In Depth: How Google Is Fighting 4 Types Of Misleading And Fake Ads

Tech Times reported on Jan. 26 that Google took down 1.7 billion fake advertisements in 2016 and banned 200 publishers in the last two months of the same year. The number seems awfully high but it is actually believable considering many sites have been riddled with fake news and advertisements that compromise the security of its victims.

Facebook is one of the social media sites that received a huge headache when it came to fake news to the point that its Founder and Chief Executive Officer, Mark Zuckerberg, considered using only curated news as a way to prevent the fake ones from proliferating. Google, however, approached the issue with the full strength of its engineers and policy experts and decided to dish out a punishment with a bigger impact to the wrongdoers.
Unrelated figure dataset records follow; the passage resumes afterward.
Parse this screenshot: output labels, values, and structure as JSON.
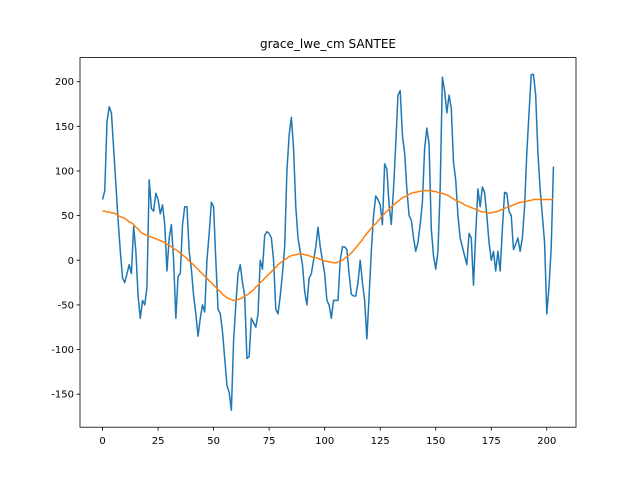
{
  "chart_data": {
    "type": "line",
    "title": "grace_lwe_cm SANTEE",
    "xlim": [
      -10.15,
      213.15
    ],
    "xticks": [
      0,
      25,
      50,
      75,
      100,
      125,
      150,
      175,
      200
    ],
    "ylim": [
      -187,
      227
    ],
    "yticks": [
      -150,
      -100,
      -50,
      0,
      50,
      100,
      150,
      200
    ],
    "series": [
      {
        "color": "#1f77b4",
        "values": [
          68,
          78,
          155,
          172,
          165,
          125,
          85,
          45,
          10,
          -20,
          -25,
          -15,
          -5,
          -15,
          38,
          10,
          -40,
          -65,
          -45,
          -50,
          -30,
          90,
          58,
          55,
          75,
          68,
          52,
          62,
          40,
          -12,
          25,
          40,
          0,
          -65,
          -18,
          -15,
          40,
          60,
          60,
          10,
          -10,
          -40,
          -60,
          -85,
          -65,
          -50,
          -58,
          0,
          30,
          65,
          60,
          0,
          -55,
          -60,
          -80,
          -110,
          -140,
          -148,
          -168,
          -90,
          -50,
          -15,
          -5,
          -25,
          -40,
          -110,
          -108,
          -65,
          -70,
          -75,
          -60,
          0,
          -10,
          28,
          32,
          30,
          25,
          0,
          -55,
          -60,
          -40,
          -15,
          15,
          100,
          140,
          160,
          125,
          60,
          25,
          10,
          -5,
          -35,
          -50,
          -20,
          -15,
          0,
          15,
          37,
          15,
          0,
          -15,
          -45,
          -50,
          -65,
          -45,
          -45,
          -45,
          0,
          15,
          15,
          12,
          -15,
          -38,
          -40,
          -40,
          -25,
          0,
          -25,
          -45,
          -88,
          -40,
          10,
          50,
          72,
          68,
          62,
          40,
          108,
          102,
          62,
          40,
          80,
          130,
          185,
          190,
          140,
          120,
          80,
          50,
          45,
          25,
          10,
          20,
          40,
          65,
          125,
          148,
          130,
          35,
          5,
          -10,
          10,
          80,
          205,
          190,
          165,
          185,
          170,
          110,
          90,
          50,
          25,
          15,
          5,
          -5,
          30,
          25,
          -28,
          30,
          80,
          60,
          82,
          76,
          50,
          20,
          0,
          10,
          -12,
          10,
          -12,
          35,
          76,
          75,
          55,
          50,
          12,
          18,
          25,
          10,
          25,
          60,
          120,
          165,
          208,
          208,
          185,
          120,
          80,
          50,
          20,
          -60,
          -30,
          15,
          105
        ]
      },
      {
        "color": "#ff7f0e",
        "values": [
          55,
          55,
          54,
          54,
          53,
          53,
          52,
          50,
          49,
          48,
          47,
          45,
          43,
          42,
          40,
          37,
          35,
          32,
          30,
          29,
          28,
          27,
          26,
          25,
          24,
          23,
          22,
          21,
          20,
          18,
          17,
          15,
          13,
          12,
          10,
          8,
          6,
          4,
          2,
          -1,
          -3,
          -5,
          -8,
          -10,
          -13,
          -15,
          -18,
          -20,
          -23,
          -25,
          -28,
          -30,
          -33,
          -35,
          -38,
          -40,
          -42,
          -43,
          -44,
          -45,
          -45,
          -44,
          -43,
          -42,
          -40,
          -39,
          -37,
          -35,
          -33,
          -30,
          -28,
          -25,
          -23,
          -20,
          -18,
          -15,
          -13,
          -10,
          -8,
          -5,
          -3,
          -1,
          1,
          2,
          4,
          5,
          6,
          6,
          7,
          7,
          7,
          6,
          6,
          5,
          4,
          3,
          3,
          2,
          1,
          0,
          -1,
          -1,
          -2,
          -2,
          -3,
          -3,
          -2,
          -1,
          0,
          2,
          4,
          6,
          8,
          11,
          14,
          17,
          20,
          23,
          27,
          30,
          33,
          36,
          39,
          41,
          44,
          47,
          50,
          52,
          55,
          57,
          60,
          62,
          64,
          66,
          68,
          70,
          71,
          72,
          74,
          75,
          76,
          76,
          77,
          77,
          78,
          78,
          78,
          78,
          78,
          77,
          77,
          76,
          75,
          75,
          74,
          73,
          72,
          70,
          69,
          67,
          66,
          65,
          64,
          62,
          61,
          60,
          59,
          58,
          57,
          56,
          55,
          54,
          54,
          53,
          53,
          53,
          54,
          54,
          55,
          56,
          57,
          58,
          59,
          60,
          61,
          62,
          63,
          64,
          65,
          65,
          66,
          66,
          67,
          67,
          68,
          68,
          68,
          68,
          68,
          68,
          68,
          68,
          68,
          68
        ]
      }
    ]
  }
}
Scott Spencer, Google's Director of Product Management and Sustainable Ads, detailed how the company dealt with 1.7 billion advertisements that violated their policy in its Bad Ads report published on Jan. 25. Spencer explained that Google's successful action against harmful ads rested on two core actions: the first is the expansion of Google's Ad Policy and, second, the enhancement of its technologies.

Here is how Google axed four types of bad ads in 2016.

Ads for illegal products

Google took action against advertisements for illegal products in 2016 by uprooting the main actors. That is, the company disabled ads for illegal pharmaceutical products for healthcare violations. If you can't imagine that, think of medications that have no approval from official drug administration channels.

Likewise, Google took down advertisements for gambling and other gambling-related promotions in countries in which it is illegal to operate.

"We disabled more than 68 million bad ads for healthcare violations [and] 17 million bad ads for illegal gambling violations in 2016," Spencer reveals.

Misleading ads

Now it's almost impossible for anyone to have missed these types of advertisements because these pop up in almost any website. Those miracle weight loss pills that would cause a person to lose a significant amount of weight in a short span of time without really doing anything is a huge violator. Even those advertisements for products that hold off on giving actual information and trick users into purchasing just by shock value alone were axed.

"[We] require our advertisers to provide upfront information for people to make informed decisions [...] we took down nearly 80 million bad ads for deceiving, misleading and shocking users," Spencer writes.

Bad ads on mobile

Have you ever been shocked that your smartphone is suddenly filled with applications you have never even seen and are very unlikely to download and install? Google took care of that problem too because that occurrence usually happens when people encounter self-clicking ads.

"In 2015, we disabled only a few thousand of these bad ads, but in 2016, our systems detected and disabled more than 23,000 self-clicking ads on our platforms," Spencer reveals.

The huge increase could either be good news or bad news because, while it could mean that Google's improved system is a more potent bad ad killing machine now, it could also mean that there was a rise in malicious programs online in 2016. Then again, it could be both.

Tabloid cloakers: ads trying to game the system

Like the ads for illegal product, Google also pulled at the roots of tabloid cloakers. These types of ads intentionally attempt to game the system by riding on trending news stories and making their advertisements look like news articles, only for an interested reader to be redirected to their scammy advertisement.

"To fight cloakers, we take down the scammers themselves, and prevent them from advertising with us again," Spencer writes.

Google knows that scammers would try even more elaborate actions from hereon but the company promises to keep improving its system to fight harmful ads and protect its users from violators.